III

118 29 26
                                    

Pria berkumis itu menutup pintu rumah dengan perasaan damai. Di ruang keluarga ia melihat anaknya duduk di depan teve tanpa berekpresi apapun.

"Hai, Putriku." Jonas mengambil tempat duduk dan menempelkan kepala putrinya di bahu.

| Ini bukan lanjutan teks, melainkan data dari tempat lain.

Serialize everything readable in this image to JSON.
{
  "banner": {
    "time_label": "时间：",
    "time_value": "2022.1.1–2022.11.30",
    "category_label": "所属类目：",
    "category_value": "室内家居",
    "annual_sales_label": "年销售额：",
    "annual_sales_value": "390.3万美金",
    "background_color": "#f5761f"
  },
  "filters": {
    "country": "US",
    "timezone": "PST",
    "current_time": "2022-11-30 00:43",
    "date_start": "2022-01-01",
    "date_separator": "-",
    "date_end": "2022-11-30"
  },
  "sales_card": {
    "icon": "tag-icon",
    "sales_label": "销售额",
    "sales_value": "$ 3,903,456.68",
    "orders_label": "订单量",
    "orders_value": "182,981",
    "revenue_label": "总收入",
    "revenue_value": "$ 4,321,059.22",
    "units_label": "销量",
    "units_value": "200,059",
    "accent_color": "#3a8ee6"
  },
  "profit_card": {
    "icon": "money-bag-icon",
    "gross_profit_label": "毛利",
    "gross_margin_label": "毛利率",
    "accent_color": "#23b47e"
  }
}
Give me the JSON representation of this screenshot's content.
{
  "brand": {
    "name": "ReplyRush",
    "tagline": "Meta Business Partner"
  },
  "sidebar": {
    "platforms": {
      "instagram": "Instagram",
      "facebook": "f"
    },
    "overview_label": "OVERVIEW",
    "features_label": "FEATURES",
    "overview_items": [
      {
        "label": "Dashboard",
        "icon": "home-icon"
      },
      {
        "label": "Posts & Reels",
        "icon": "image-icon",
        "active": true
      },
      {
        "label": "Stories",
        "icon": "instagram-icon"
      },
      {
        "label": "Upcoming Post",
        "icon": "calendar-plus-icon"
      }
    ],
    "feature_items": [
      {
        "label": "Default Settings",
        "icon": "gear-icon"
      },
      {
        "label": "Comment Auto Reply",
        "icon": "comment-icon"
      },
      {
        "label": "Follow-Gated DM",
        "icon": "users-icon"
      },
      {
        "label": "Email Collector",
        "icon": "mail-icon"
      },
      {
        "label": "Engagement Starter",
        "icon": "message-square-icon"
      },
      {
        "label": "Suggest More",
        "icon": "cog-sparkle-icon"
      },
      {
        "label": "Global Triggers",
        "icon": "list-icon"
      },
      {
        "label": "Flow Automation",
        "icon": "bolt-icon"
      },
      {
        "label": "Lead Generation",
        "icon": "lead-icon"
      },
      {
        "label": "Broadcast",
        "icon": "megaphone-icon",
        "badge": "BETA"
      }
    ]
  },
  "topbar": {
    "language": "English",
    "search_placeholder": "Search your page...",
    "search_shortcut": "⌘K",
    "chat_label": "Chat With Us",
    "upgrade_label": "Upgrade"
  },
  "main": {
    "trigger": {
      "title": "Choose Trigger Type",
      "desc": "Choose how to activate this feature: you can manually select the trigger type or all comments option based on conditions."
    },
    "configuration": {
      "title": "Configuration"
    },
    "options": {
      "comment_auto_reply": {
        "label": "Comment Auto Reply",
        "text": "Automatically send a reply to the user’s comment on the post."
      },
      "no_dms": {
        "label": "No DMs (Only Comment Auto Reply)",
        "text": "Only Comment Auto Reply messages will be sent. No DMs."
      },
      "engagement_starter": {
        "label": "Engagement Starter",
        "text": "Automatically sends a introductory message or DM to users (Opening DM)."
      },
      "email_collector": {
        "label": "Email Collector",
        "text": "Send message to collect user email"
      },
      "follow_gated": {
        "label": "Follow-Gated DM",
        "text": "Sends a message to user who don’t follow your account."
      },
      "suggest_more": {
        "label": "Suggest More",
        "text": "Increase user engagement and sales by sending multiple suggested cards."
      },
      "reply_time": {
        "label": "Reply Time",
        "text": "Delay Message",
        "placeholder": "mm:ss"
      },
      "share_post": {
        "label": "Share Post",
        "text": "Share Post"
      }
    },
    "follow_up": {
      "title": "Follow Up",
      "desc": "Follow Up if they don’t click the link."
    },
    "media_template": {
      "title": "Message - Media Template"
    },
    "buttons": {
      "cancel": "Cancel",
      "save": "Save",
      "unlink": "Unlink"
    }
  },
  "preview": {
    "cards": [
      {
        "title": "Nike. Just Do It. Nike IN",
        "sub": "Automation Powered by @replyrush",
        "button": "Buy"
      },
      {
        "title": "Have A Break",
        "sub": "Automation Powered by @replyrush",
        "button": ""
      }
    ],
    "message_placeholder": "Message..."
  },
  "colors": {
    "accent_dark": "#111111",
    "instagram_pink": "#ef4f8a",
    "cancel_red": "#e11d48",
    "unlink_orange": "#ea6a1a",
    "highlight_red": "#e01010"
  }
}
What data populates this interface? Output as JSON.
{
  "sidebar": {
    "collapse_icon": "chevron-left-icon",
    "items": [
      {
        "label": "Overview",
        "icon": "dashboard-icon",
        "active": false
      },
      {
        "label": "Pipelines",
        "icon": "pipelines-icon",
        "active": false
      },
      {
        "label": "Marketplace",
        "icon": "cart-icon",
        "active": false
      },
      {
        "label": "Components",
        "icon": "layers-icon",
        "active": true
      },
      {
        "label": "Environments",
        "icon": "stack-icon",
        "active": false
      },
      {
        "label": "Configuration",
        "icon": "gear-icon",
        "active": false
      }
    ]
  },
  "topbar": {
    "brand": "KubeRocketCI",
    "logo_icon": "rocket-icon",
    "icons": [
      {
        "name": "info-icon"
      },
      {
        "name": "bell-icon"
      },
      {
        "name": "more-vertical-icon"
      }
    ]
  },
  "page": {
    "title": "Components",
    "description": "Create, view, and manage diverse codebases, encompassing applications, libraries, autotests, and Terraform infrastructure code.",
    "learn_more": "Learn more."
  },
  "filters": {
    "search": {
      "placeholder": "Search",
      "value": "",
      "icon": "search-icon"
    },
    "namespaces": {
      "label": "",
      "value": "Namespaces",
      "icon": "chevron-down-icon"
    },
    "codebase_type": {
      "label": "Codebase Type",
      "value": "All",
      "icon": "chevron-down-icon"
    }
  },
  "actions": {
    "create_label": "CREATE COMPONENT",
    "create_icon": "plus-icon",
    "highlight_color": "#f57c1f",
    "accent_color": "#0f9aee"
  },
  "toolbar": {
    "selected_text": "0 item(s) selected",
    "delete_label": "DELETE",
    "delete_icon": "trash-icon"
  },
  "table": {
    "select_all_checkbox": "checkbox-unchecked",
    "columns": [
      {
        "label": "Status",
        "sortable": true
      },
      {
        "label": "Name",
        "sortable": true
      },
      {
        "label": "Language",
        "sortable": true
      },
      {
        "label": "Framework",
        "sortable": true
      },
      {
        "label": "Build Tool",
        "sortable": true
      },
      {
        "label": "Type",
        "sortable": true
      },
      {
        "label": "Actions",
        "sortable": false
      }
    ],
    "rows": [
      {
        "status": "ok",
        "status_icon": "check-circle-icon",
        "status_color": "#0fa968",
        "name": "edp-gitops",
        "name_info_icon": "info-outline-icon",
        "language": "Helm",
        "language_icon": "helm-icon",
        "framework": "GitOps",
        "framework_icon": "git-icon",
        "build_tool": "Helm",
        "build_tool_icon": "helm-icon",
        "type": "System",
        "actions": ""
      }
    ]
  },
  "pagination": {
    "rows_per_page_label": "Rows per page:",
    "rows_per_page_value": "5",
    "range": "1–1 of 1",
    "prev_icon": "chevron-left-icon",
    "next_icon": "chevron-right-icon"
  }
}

"Kau masih ingat kakak yang kemarin ke sini?" Ia bermonolog.

"Kakak itu sudah menjadi Putri Salju sekarang, dia menjadi gadis cantik dengan kulit putih bersih. Ia juga menunggu pangerannya saat itu--apa? Tidak, Ayah tidak membunuhnya, yang membunuhnya adalah sang pangeran itu sendiri."

Ia mengelus pipi putrinya yang mulai berkerut di mana-mana.

"Dulu, bukankah seorang pangeran juga membunuhmu, Tuan Putri?" tanyanya dengan mata kosong.

"Waktu itu kau juga menunggu pangeranmu ... lelaki memang makhluk keparat ya. Ia tidak datang, aku yakin kau masih ingat.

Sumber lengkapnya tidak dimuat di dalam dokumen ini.